Top-down funktioniert nicht
Wobei es nicht einfach ist, die Optimierungspotenziale im eigenen Unternehmen zu finden. Eine erste Hürde sei mitunter bereits, Topmanager von den Möglichkeiten künstlicher Intelligenz zu überzeugen. Denn wer einem System wie Chat GPT die falschen Fragen stellt, bekommt keine zufriedenstellenden Antworten. Wenn die KI einen schlechten ersten Eindruck hinterlässt, hat sie es fortan schwerer, Eingang in die Unternehmensprozesse zu finden.
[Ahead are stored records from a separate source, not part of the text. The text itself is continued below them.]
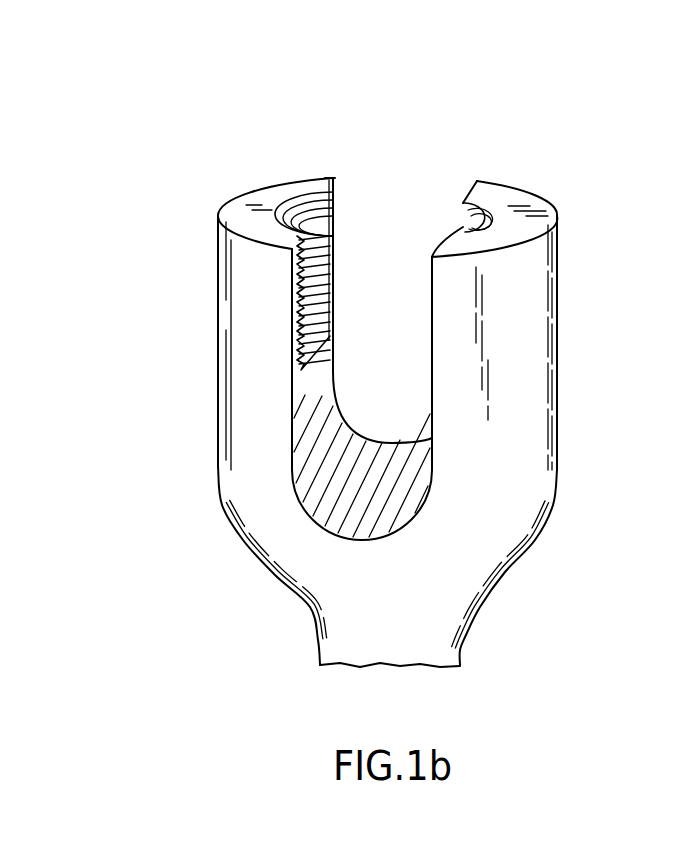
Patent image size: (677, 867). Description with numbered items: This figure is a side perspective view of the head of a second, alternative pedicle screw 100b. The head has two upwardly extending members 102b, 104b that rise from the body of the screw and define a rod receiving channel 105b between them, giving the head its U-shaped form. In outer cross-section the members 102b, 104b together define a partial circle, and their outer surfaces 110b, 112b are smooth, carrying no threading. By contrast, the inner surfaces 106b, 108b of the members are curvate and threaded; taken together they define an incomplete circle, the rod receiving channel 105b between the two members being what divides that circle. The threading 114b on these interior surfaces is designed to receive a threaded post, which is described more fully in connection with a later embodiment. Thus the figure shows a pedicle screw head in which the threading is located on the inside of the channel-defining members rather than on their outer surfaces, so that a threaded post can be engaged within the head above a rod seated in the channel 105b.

The pedicle screw 100b is at (212, 193).
The upwardly extending member 102b is at (261, 177).
The upwardly extending member 104b is at (505, 170).
The rod receiving channel 105b is at (405, 407).
The inner surface 106b is at (338, 185).
The inner surface 108b is at (463, 214).
The outer surface 110b is at (258, 329).
The outer surface 112b is at (516, 323).
The threading 114b is at (468, 212).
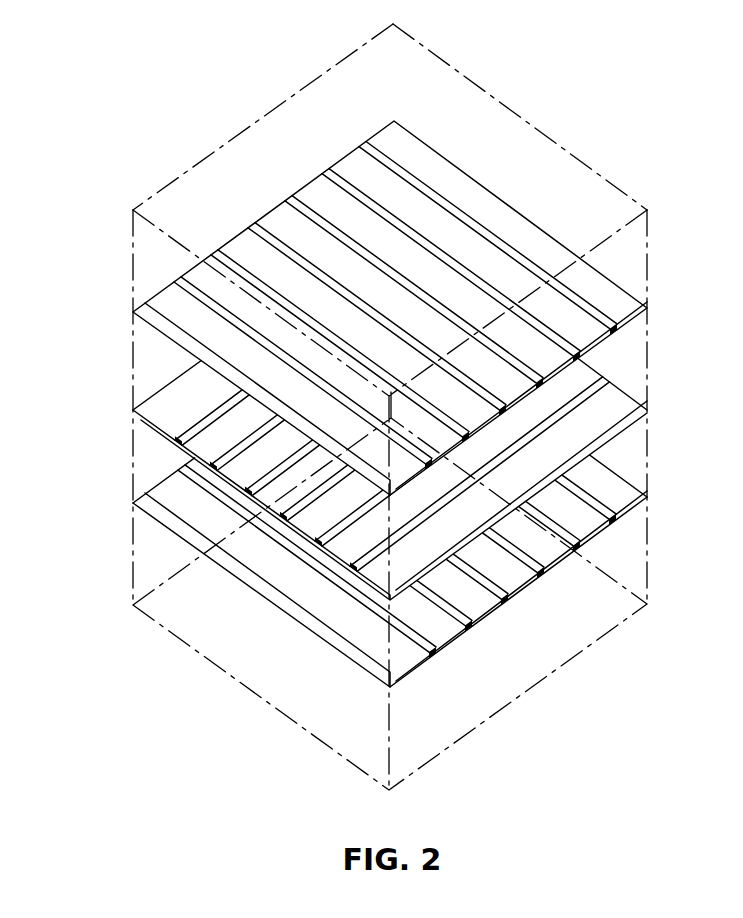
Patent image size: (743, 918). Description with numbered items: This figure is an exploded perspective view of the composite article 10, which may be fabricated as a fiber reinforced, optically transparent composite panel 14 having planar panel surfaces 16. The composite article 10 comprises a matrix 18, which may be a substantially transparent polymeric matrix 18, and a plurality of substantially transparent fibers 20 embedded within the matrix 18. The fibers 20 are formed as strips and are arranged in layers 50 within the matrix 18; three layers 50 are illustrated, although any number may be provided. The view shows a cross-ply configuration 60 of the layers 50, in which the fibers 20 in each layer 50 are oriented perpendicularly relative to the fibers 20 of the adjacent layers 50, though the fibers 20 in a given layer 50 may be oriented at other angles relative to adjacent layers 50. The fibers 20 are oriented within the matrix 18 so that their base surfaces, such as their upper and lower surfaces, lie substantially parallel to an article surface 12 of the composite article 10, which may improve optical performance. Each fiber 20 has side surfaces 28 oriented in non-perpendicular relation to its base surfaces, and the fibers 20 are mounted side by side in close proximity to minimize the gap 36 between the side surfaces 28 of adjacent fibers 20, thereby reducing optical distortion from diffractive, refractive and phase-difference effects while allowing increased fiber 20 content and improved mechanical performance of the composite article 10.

The composite article 10 is at (246, 131).
The article surface 12 is at (320, 104).
The composite panel 14 is at (453, 68).
The panel surfaces 16 is at (487, 125).
The matrix 18 is at (197, 633).
The fibers 20 is at (600, 345).
The side surfaces 28 is at (622, 420).
The gap 36 is at (499, 299).
The layers 50 is at (133, 503).
The cross-ply configuration 60 is at (1, 627).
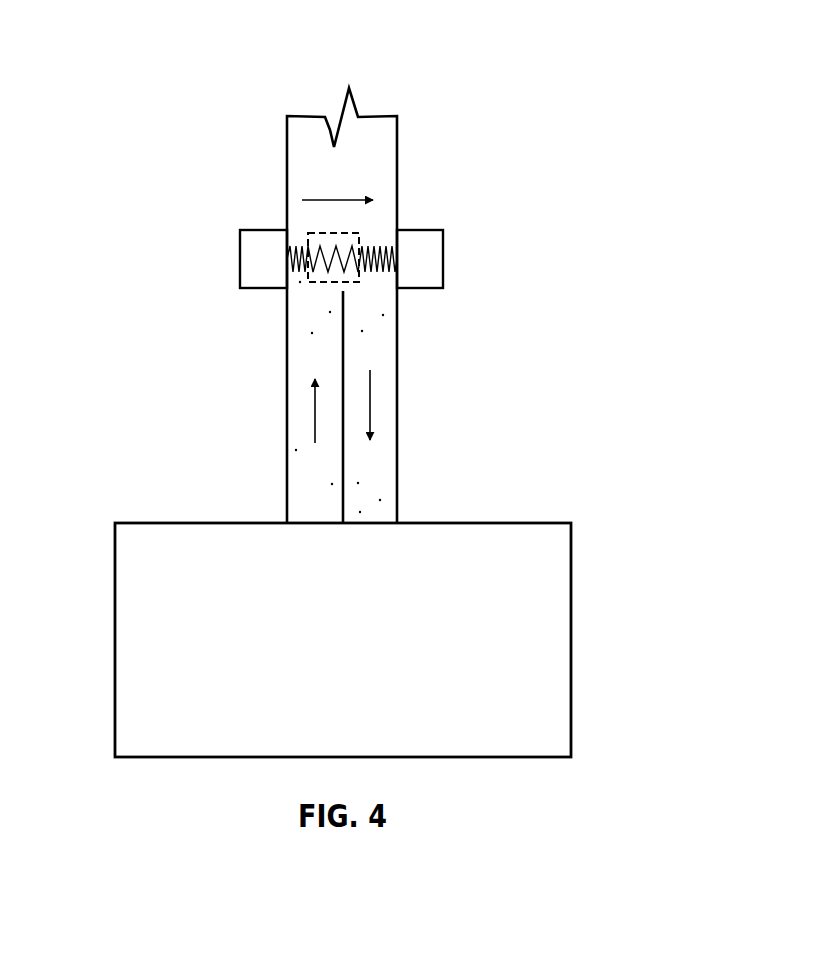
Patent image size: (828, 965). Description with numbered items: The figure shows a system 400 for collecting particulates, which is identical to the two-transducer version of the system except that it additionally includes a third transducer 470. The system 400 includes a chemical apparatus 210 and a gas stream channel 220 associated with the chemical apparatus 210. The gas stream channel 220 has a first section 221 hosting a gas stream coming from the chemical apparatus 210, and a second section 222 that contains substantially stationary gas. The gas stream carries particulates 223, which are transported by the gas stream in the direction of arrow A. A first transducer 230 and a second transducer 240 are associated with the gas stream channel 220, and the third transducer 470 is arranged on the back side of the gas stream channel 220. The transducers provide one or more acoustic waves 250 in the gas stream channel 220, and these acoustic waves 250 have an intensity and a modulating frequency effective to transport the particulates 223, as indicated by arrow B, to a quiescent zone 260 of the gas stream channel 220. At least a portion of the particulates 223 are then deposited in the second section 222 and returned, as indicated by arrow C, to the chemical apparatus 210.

The system 400 is at (170, 51).
The third transducer 470 is at (310, 232).
The chemical apparatus 210 is at (557, 588).
The gas stream channel 220 is at (286, 330).
The first section 221 is at (310, 362).
The second section 222 is at (383, 357).
The particulates 223 is at (308, 508).
The first transducer 230 is at (238, 259).
The second transducer 240 is at (428, 257).
The acoustic waves 250 is at (380, 235).
The quiescent zone 260 is at (374, 279).
The arrow A is at (310, 420).
The arrow B is at (315, 197).
The arrow C is at (372, 405).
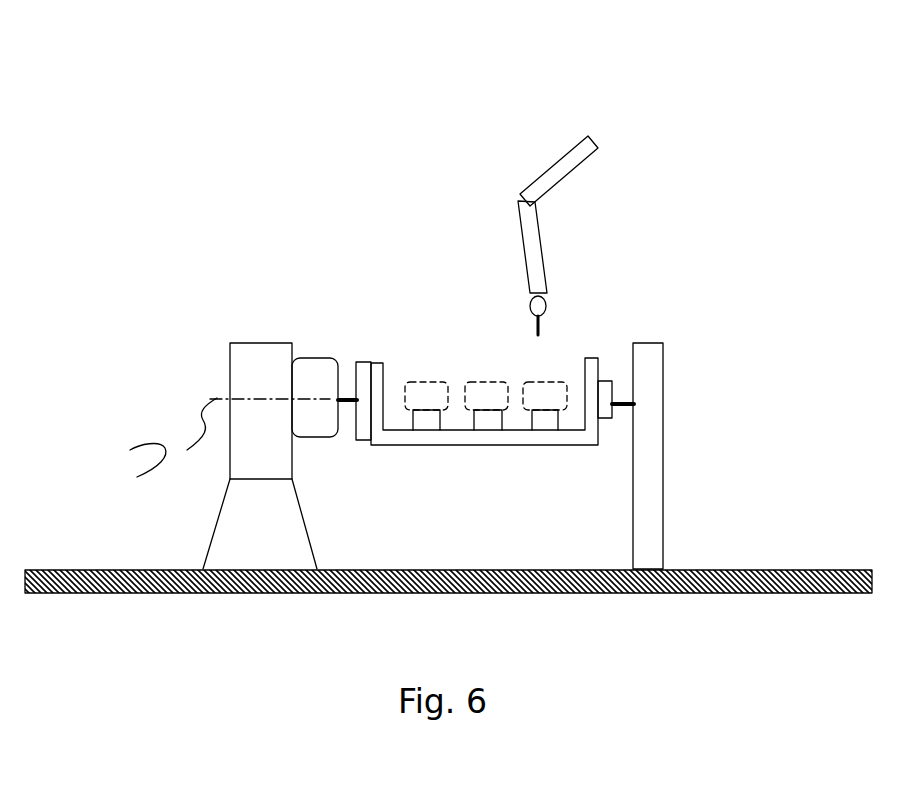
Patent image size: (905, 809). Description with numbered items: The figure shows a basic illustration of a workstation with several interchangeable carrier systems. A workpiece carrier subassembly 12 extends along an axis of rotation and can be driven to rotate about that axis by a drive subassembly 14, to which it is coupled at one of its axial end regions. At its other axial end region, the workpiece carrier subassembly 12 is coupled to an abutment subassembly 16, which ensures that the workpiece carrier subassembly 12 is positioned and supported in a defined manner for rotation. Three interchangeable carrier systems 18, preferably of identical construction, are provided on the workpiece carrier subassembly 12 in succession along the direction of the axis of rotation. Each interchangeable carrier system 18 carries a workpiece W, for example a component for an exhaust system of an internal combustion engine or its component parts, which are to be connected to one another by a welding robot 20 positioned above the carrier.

Wobei es grundsätzlich nicht ratsam ist, sensible Betriebsinformationen in Systeme wie Chat GPT zu füttern. „Wir schlagen immer vor, mit künstlicher Intelligenz zu experimentieren“, sagt Kaup. Da gehe es zuerst darum, ein eigenes, sicheres KI-System zur Verfügung zu stellen, das Mitarbeitende in unterschiedlichsten Positionen ausprobieren können. Beim Experimentieren kristallisieren sich dann meist mögliche Anwendungen heraus, und es wird auch klar, welche Daten und Informationen vielleicht noch fehlen, um Prozesse zu optimieren.
„Es ist wichtig, einen Consulting-Ansatz zu fahren und den Prozess zu begleiten“, betont Kaup, denn es gebe keine generische Antwort auf die Frage, wie KI sich optimal einsetzen lässt.
Was laut Kaup nicht funktioniert, sind Top-down-Ansätze. Nicht nur, weil die Chef-Etage vielleicht gar nicht weiß, wo das größte Potenzial für KI-Lösungen liegt, sondern auch, weil es die Akzeptanz vonseiten der Belegschaft erschwert. Wenn Mitarbeitende bereits mit KI experimentiert haben, sehen sie diese eher als Hilfe anstatt als Bedrohung.
Das Thema KI bleibt
Dass künstliche Intelligenz Arbeitsplätze vernichten wird, glaubt Kaup nicht. Mitarbeitende würden nicht durch KI ersetzt, sondern durch Mitarbeitende, die KI nutzen. Genauso würden Unternehmen, die nicht auf KI setzen, durch solche ersetzt, die die Technologie für sich zu nutzen lernen. „Künstliche Intelligenz wird noch über Jahre das dominante Thema sein“, ist sich der Tietoevry-Chef sicher.
Mit Tietoevry, das Anfang 2020 aus dem Zusammenschluss von Tieto aus Finnland und Evry aus Norwegen entstanden ist, will Kaup in Österreich weiterwachsen. Zwischen 2019 und 2022 konnte man Umsatz und Zahl der Beschäftigten verdoppeln, aber die maue Konjunktur spürt auch der IT-Dienstleister. Aktuell beschäftigt Tietoevry, das bis 2030 Geschlechterparität bei seinen Mitarbeitenden erreichen will, in Österreich rund 300 Mitarbeiter. „Wir merken, dass diverse Teams länger für Entscheidungen brauchen, aber dafür bessere Entscheidungen treffen“, erklärt Kaup.